Un jour son père l’emmène dans une église où il y a un drôle d’instrument : il ressemble à un piano mais il a deux claviers, même un troisième en bas, pour les pieds, avec de grande lames en bois, Rhoda en fait le tour et pendant que son père parle pour les gens dans l’église, elle s’assoit, pose ses deux mains sur les claviers, l’un plus haut que l’autre. Tiens, des boutons… Elle s’amuse à tirer, pousser, mais pas de son ! Ce qui l’intrigue le plus, c’est le clavier pour les pieds .. Hélas, elle est trop petite, elle descend  et joue les grandes touches avec ses mains.

— C’est pour les pieds, pas pour les mains, lui dit son père dont la voix résonne et la fait sursauter.

Il vient lui montrer, appuie sur un bouton.

— Ah, il fallait l’allumer, cet instrument ?

Elle recule d’un bond, se bouche les oreilles, la musique envahit toute l’église, elle regarde médusée les chaussures bouger sur le pédalier.

Quelque temps après, en pleine nuit, Rhoda se met à chanter très fort en se remuant de tous les côtés, ses parents se précipitent dans la chambre.

— Elle a dû faire un cauchemar.
— Non, regarde, si elle chante ce n’est pas un cauchemar.

Ils s’approchent et, la voyant bouger ses pieds et ses mains, son père dit :
— Je sais, elle joue de l’orgue Hammond mais comme elle n’est pas assez grande pour en jouer, elle rêve.
— C’est quoi, l’orgue Hammond ?
— Tu veux vraiment savoir ?
— C’est un orgue à roue phonique avec 91 pignons entraînés par un moteur électrique alternatif qui cale sa vitesse de rotation sur la fréquence du courant et tourne dans un champ magnétique émis par un aimant puis une bobine centrée sur chaque aimant qui capte le champ magnétique conduit par les roues constituées par un matériau magnétique…
— Je n’ai rien compris ! Ce n’est pas un instrument, ça, c’est une machine infernale ! Pas étonnant que notre fille gigote comme ça dans tous les sens…

Son père et sa mère se regardent stupéfaits en haussant les épaule et se retirent doucement.

Le temps passe, mais pas assez vite pour Rhoda. Tous les jours elle demande à ses frères et sœurs de tirer sur ses jambes :
— Mais pourquoi tu veux tellement jouer de cet instrument, Rhoda ?
— Il fait une musique qui peut annoncer l’entrée du roi, faire taire tout le monde immédiatement et battre les cœurs, on est tout seul à tout faire, on a tous les pouvoirs !

Rhoda travaille son piano en attendant de grandir. Elle s’entraîne souvent, monte sur le tabouret de l’orgue, promène ses doigts sur les deux claviers mais… encore trop petite pour le pédalier ! Lorsqu’un jour, elle retire ses chaussures,
— D’abord on ne joue pas du piano avec des gants…

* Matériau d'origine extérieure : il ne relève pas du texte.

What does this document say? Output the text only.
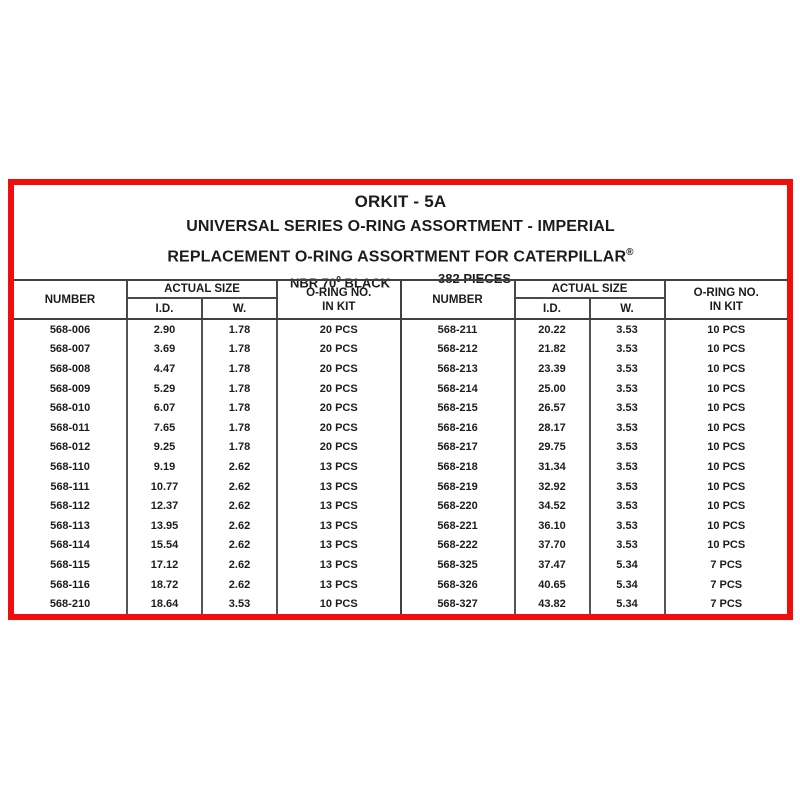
ORKIT - 5A
UNIVERSAL SERIES O-RING ASSORTMENT - IMPERIAL
REPLACEMENT O-RING ASSORTMENT FOR CATERPILLAR®
NBR $70^0$ BLACK	382 PIECES
NUMBER
ACTUAL SIZE	O-RING NO.
IN KIT
I.D.	W.
568-006	2.90	1.78	20 PCS
568-007	3.69	1.78	20 PCS
568-008	4.47	1.78	20 PCS
568-009	5.29	1.78	20 PCS
568-010	6.07	1.78	20 PCS
568-011	7.65	1.78	20 PCS
568-012	9.25	1.78	20 PCS
568-110	9.19	2.62	13 PCS
568-111	10.77	2.62	13 PCS
568-112	12.37	2.62	13 PCS
568-113	13.95	2.62	13 PCS
568-114	15.54	2.62	13 PCS
568-115	17.12	2.62	13 PCS
568-116	18.72	2.62	13 PCS
568-210	18.64	3.53	10 PCS
NUMBER
ACTUAL SIZE	O-RING NO.
IN KIT
I.D.	W.
568-211	20.22	3.53	10 PCS
568-212	21.82	3.53	10 PCS
568-213	23.39	3.53	10 PCS
568-214	25.00	3.53	10 PCS
568-215	26.57	3.53	10 PCS
568-216	28.17	3.53	10 PCS
568-217	29.75	3.53	10 PCS
568-218	31.34	3.53	10 PCS
568-219	32.92	3.53	10 PCS
568-220	34.52	3.53	10 PCS
568-221	36.10	3.53	10 PCS
568-222	37.70	3.53	10 PCS
568-325	37.47	5.34	7 PCS
568-326	40.65	5.34	7 PCS
568-327	43.82	5.34	7 PCS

Elle s’assoit un peu sur le bord du tabouret et avec la pointe des orteils touche les grandes lames en bois. Victoire !! Une main sur le clavier du haut, l’autre sur celui du bas. Les pieds sur le pédalier. Chacun a son piano ? On y va !

Un son énorme remplit l’église, saisie par ce qu’elle vient de provoquer, elle reste coincée sur le pédalier, comme prisonnière de la note qui dure, dure, ses mains s’élancent, des noires aux blanches, elle joue ses airs préférés, son pied gauche s’amuse à marcher d’une note à l’autre... le pied droit sur la pédale qui fait plus ou moins fort.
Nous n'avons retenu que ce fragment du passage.